Yesterday I learned how to make a dish called pura, the Bosnian version of polenta, with its own delicious twist.
Zora Pentic was my “teacher.” Zora belongs to a rural women’s group dedicated to keeping the old food ways, and part of my job while here was to offer a cooking demonstration to this group. I did this yesterday in a room with no running water nor real work surface. It reminded me of being on a television set in the U.S., without the cameras!
I demonstrated some simple dishes using local vegetables and fruits. The idea wasn’t to teach recipes, but to show the women how they can offer cooking demonstrations to visitors in their area. The reason behind that is to keep these women and their families on the farm; tourism is expected to become a big part of this, and cooking demonstrations will become increasingly part of that.
My demonstration led me to interview each woman about her favorite recipe, which led me directly to Zora’s kitchen today. To make pura, Zora’s put four thickly sliced potatoes in a big pot with salted water over medium-high heat. When the potatoes are half cooked and the water is at a lively boil, Zora pours in a pound of cornmeal, around the edges of the boiling water so as it hits the water and sticks together, it forms a ring. Inside the ring is boiling water, which Zora spoons up and over the cornmeal.
The cornmeal cooks for about 45 minutes, with Zora spooning water over it from time to time. When the ring is mostly solid, she removes about two-thirds of the water from inside the “hole”, and sets this aside to stay hot.
While waiting for the cornmeal to cook, she grates some of the locally made smoked cows’ cheese, and minces about six cloves of garlic.
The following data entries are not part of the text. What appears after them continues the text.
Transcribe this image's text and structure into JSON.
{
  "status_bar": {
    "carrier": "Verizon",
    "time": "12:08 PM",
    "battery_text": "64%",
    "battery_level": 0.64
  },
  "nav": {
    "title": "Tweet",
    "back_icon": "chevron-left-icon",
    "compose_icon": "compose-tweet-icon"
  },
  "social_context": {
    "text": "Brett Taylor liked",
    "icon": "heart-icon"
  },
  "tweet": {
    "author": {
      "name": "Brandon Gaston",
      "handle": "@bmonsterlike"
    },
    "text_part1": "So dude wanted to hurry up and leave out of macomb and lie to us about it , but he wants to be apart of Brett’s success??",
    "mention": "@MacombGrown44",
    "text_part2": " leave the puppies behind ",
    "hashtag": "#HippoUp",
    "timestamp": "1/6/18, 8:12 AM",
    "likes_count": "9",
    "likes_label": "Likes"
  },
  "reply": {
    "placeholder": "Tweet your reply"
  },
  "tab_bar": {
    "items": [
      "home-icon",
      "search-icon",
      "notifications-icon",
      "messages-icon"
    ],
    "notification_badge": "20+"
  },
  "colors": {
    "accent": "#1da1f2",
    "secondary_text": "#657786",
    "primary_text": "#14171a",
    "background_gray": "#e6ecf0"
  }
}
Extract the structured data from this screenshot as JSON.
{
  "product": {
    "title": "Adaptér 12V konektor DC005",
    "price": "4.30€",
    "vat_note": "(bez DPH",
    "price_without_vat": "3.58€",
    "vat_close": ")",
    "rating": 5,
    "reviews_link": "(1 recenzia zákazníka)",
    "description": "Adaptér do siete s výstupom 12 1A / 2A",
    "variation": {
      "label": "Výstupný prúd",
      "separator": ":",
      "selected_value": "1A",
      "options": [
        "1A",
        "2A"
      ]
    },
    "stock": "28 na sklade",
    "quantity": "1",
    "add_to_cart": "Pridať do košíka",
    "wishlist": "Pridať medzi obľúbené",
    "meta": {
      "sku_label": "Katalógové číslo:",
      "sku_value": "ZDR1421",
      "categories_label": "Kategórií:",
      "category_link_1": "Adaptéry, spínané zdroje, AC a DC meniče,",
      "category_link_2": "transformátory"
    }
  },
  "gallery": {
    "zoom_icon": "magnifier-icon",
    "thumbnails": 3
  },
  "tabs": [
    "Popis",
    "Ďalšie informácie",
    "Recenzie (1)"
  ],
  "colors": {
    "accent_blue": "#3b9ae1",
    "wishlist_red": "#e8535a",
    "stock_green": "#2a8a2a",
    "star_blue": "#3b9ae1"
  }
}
Then, she really goes to work. She adds a stick of butter to the “hole” in the cornmeal ring, then using a long wooden spoon breaks the “ring” and begins to vigorously mix the softened potato, the polenta, and the remaining water together.
She mixes for at least ten minutes, moving the pan around on the woodstove to get the heat just right. When she deems it ready, she spoons out the thick pura in little dumpling shapes onto a platter.
She sautées bacon (from her own pig), and pours this and its fat – there wasn’t much – over the pura, then adds the garlic to the water she’d taken from the pan where the pura was cooking.
All of this, with the grated cheese, goes to the table outside on the porch, along with tiny glasses of prune raki, a distilled alcohol. The protocol: several dumplings of pura in a bowl with the bacon, then the thickened garlic water, then the cheese. A hearty “zivjeli” and we were off on our Bosnian mountain breakfast, fit for kings, queens and the rest of us!